"Tom & Jerry's 50th Birthday Bash," airing Friday on TBS, continues the practice of using "B" list celebrities to "honor" cartoon characters who are more famous (and funnier).
John Goodman portrays a studio security guard/cartoon fan who sneaks into the "Tom & Jerry Production Office" for a quick peek. Once inside, he picks up various props--a cast-iron skillet, a giant firecracker, an outsized iron--and carries on like a dime store Santa Claus trying to win over a skeptical 6-year-old.
He simpers, he sniggers, he makes coy remarks to cardboard cutouts of the famous cat-and-mouse team ("Forget Brando, forget De Niro, you guys were actors!"), he bounces his belly and shakes his ample jowls. Cops in the South Bronx don't see such blatant mugging.

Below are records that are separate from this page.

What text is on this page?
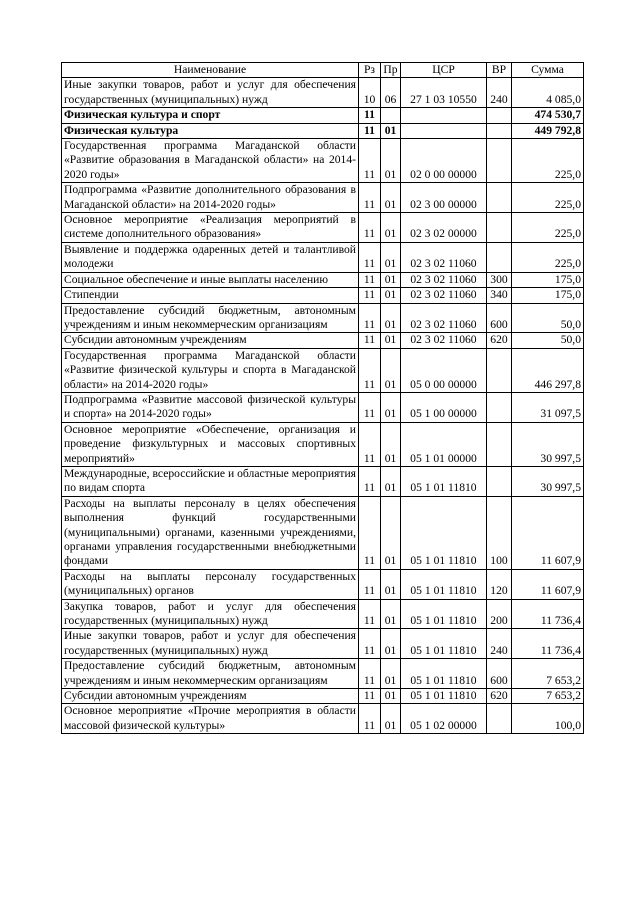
Наименование	Рз	Пр	ЦСР	ВР	Сумма
Иные закупки товаров, работ и услуг для обеспечения государственных (муниципальных) нужд	10	06	27 1 03 10550	240	4 085,0
Физическая культура и спорт	11				474 530,7
Физическая культура	11	01			449 792,8
Государственная программа Магаданской области «Развитие образования в Магаданской области» на 2014-2020 годы»	11	01	02 0 00 00000		225,0
Подпрограмма «Развитие дополнительного образования в Магаданской области» на 2014-2020 годы»	11	01	02 3 00 00000		225,0
Основное мероприятие «Реализация мероприятий в системе дополнительного образования»	11	01	02 3 02 00000		225,0
Выявление и поддержка одаренных детей и талантливой молодежи	11	01	02 3 02 11060		225,0
Социальное обеспечение и иные выплаты населению	11	01	02 3 02 11060	300	175,0
Стипендии	11	01	02 3 02 11060	340	175,0
Предоставление субсидий бюджетным, автономным учреждениям и иным некоммерческим организациям	11	01	02 3 02 11060	600	50,0
Субсидии автономным учреждениям	11	01	02 3 02 11060	620	50,0
Государственная программа Магаданской области «Развитие физической культуры и спорта в Магаданской области» на 2014-2020 годы»	11	01	05 0 00 00000		446 297,8
Подпрограмма «Развитие массовой физической культуры и спорта» на 2014-2020 годы»	11	01	05 1 00 00000		31 097,5
Основное мероприятие «Обеспечение, организация и проведение физкультурных и массовых спортивных мероприятий»	11	01	05 1 01 00000		30 997,5
Международные, всероссийские и областные мероприятия по видам спорта	11	01	05 1 01 11810		30 997,5
Расходы на выплаты персоналу в целях обеспечения выполнения функций государственными (муниципальными) органами, казенными учреждениями, органами управления государственными внебюджетными фондами	11	01	05 1 01 11810	100	11 607,9
Расходы на выплаты персоналу государственных (муниципальных) органов	11	01	05 1 01 11810	120	11 607,9
Закупка товаров, работ и услуг для обеспечения государственных (муниципальных) нужд	11	01	05 1 01 11810	200	11 736,4
Иные закупки товаров, работ и услуг для обеспечения государственных (муниципальных) нужд	11	01	05 1 01 11810	240	11 736,4
Предоставление субсидий бюджетным, автономным учреждениям и иным некоммерческим организациям	11	01	05 1 01 11810	600	7 653,2
Субсидии автономным учреждениям	11	01	05 1 01 11810	620	7 653,2
Основное мероприятие «Прочие мероприятия в области массовой физической культуры»	11	01	05 1 02 00000		100,0
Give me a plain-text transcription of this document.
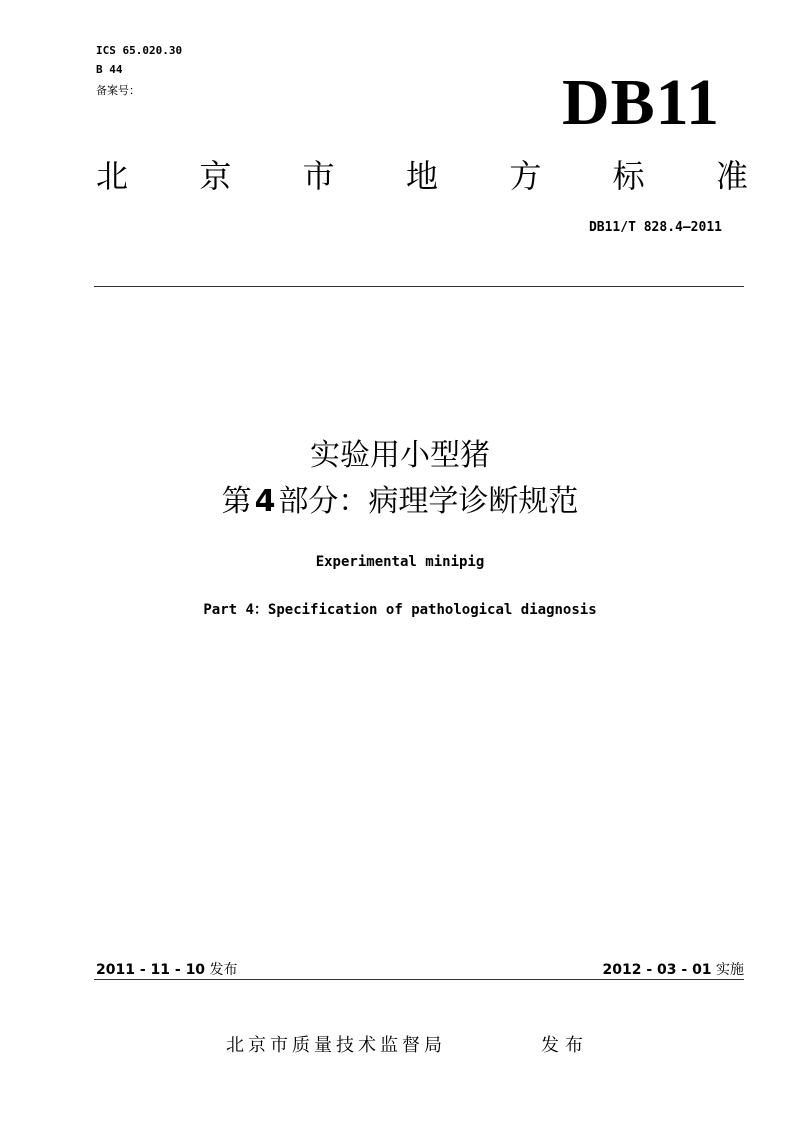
ICS 65.020.30
B 44
备案号：	DB11
北 京 市 地 方 标 准
DB11/T 828.4—2011
实验用小型猪
第  4  部分：病理学诊断规范
Experimental minipig
Part 4：Specification of pathological diagnosis
2011 - 11 - 10 发布	2012 - 03 - 01 实施
北京市质量技术监督局	发布
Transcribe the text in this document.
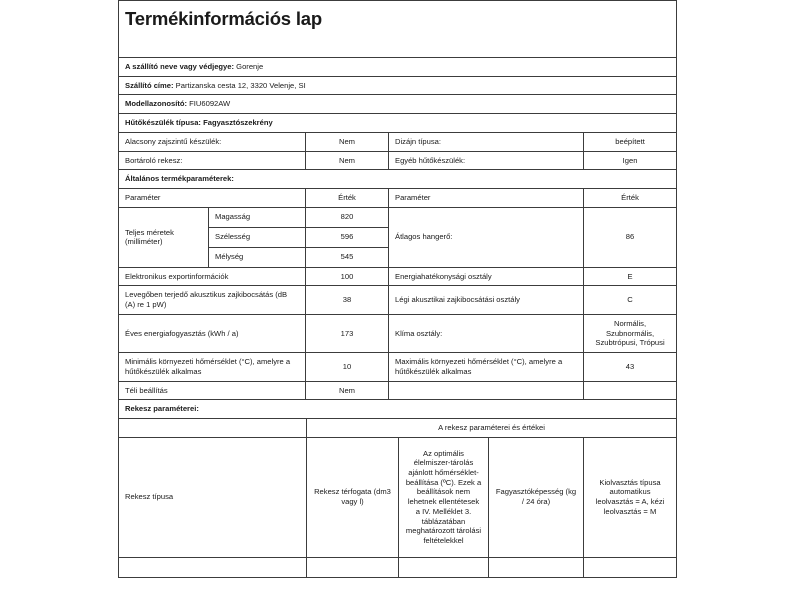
Termékinformációs lap				

A szállító neve vagy védjegye: Gorenje				
Szállító címe: Partizanska cesta 12, 3320 Velenje, SI				
Modellazonosító: FIU6092AW				
Hűtőkészülék típusa: Fagyasztószekrény				
Alacsony zajszintű készülék:		Nem	Dizájn típusa:	beépített
Bortároló rekesz:		Nem	Egyéb hűtőkészülék:	Igen
Általános termékparaméterek:				
Paraméter		Érték	Paraméter	Érték
Teljes méretek (milliméter)	Magasság	820	Átlagos hangerő:	86
	Szélesség	596		
	Mélység	545		
Elektronikus exportinformációk		100	Energiahatékonysági osztály	E
Levegőben terjedő akusztikus zajkibocsátás (dB (A) re 1 pW)		38	Légi akusztikai zajkibocsátási osztály	C
Éves energiafogyasztás (kWh / a)		173	Klíma osztály:	Normális, Szubnormális, Szubtrópusi, Trópusi
Minimális környezeti hőmérséklet (°C), amelyre a hűtőkészülék alkalmas		10	Maximális környezeti hőmérséklet (°C), amelyre a hűtőkészülék alkalmas	43
Téli beállítás		Nem		
Rekesz paraméterei:				
	A rekesz paraméterei és értékei			
Rekesz típusa	Rekesz térfogata (dm3 vagy l)	Az optimális élelmiszer-tárolás ajánlott hőmérséklet-beállítása (ºC). Ezek a beállítások nem lehetnek ellentétesek a IV. Melléklet 3. táblázatában meghatározott tárolási feltételekkel	Fagyasztóképesség (kg / 24 óra)	Kiolvasztás típusa automatikus leolvasztás = A, kézi leolvasztás = M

When Goodman isn't doing jolly fat man shtick, he introduces montages of clips from the classic Tom and Jerry cartoons, but he tells the viewer very little about how these films were made or people who made them.
It's sad to see this opportunity wasted, as Tom and Jerry were a surprise success story as unlikely as any in Hollywood history, and the Oscar-winning series almost ended with its second installment.
When MGM needed more cartoons from their animation unit to show with feature films in 1940, story editor Bill Hanna and animator Joe Barbera were given the chance to direct a cartoon short. Their first effort, "Puss Gets the Boot" featured a round-faced cat called "Jasper" and a chubby-cheeked little mouse with no name. It scored a big hit in the theaters. Hanna and Barbera christened the duo "Tom and Jerry" in their second film, "The Midnight Snack" (1941), which also pleased audiences.
At this point, producer Fred Quimby apparently felt that two cat-and-mouse cartoons were enough. Barbera recalls, "Quimby told us: 'Listen, fellas, let's not put all our eggs in one basket; let's not make any more of these.' Fortunately, he got a letter from an exhibitor in Texas named Besa Short asking: 'Are we going to get any more of these delightful cat-and-mouse cartoons?' Quimby had great respect for this woman, and if her letter hadn't arrived we would have stopped making Tom-and-Jerrys."
Happily, they did continue--to 1957, and their work was often brilliant, as their seven Academy Awards attest and the montages of clips suggest.
The excerpts from the cartoons in the special stress such repeating gags as the head-flattening blow with the skillet, the exploding firecracker, the cat's tail getting caught in the waffle iron, and the like. They give the audience some idea of how many variations on these themes the artists could devise.
Unfortunately, the montages destroy the careful structure and split-second timing that made the original films so funny. Not one cartoon is shown in its entirety. The individual gags were never made to be seen by themselves--it's a bit like showing selected square inches from Van Gogh's paintings.
Turner Home Entertainment recently announced that Tom and Jerry have been licensed to "more than several hundred" firms in a merchandising campaign that will include stuffed toys, lunch boxes, T-shirts, comic books, sneakers, key chains, McDonald's "Happy Meal Band" figurines and the inevitable satin jackets. More cynical viewers may be left with the suspicion that this special was created to attract potential customers.
In recognition of their nearly two decades of work at MGM, Hanna and Barbera appear in a 55-second cameo at the end of the show. They portray themselves, planning a salute to the 50th anniversary of Tom and Jerry. Looking vaguely embarrassed, they ask Goodman if he has any suggestions. Well shucks, it just so happens that he does.
The many artists who drew the antics of Tom & Jerry, most of whom are still alive (and, in some cases, still animating), don't even rate a mention.
During the 1940s and '50s, Hanna, Barbera and their animators had to watch Quimby (whom they reportedly loathed) accept the Academy Awards their work had earned. Decades later, they're still not being allowed to enjoy the recognition they deserve.
"Tom & Jerry's 50th Birthday Bash" airs Friday 5:05 p.m.-6:05 p.m. and repeats Dec. 2 at 1:35-2:25 p.m. and Dec. 5 12:05-1:05 p.m. on TBS.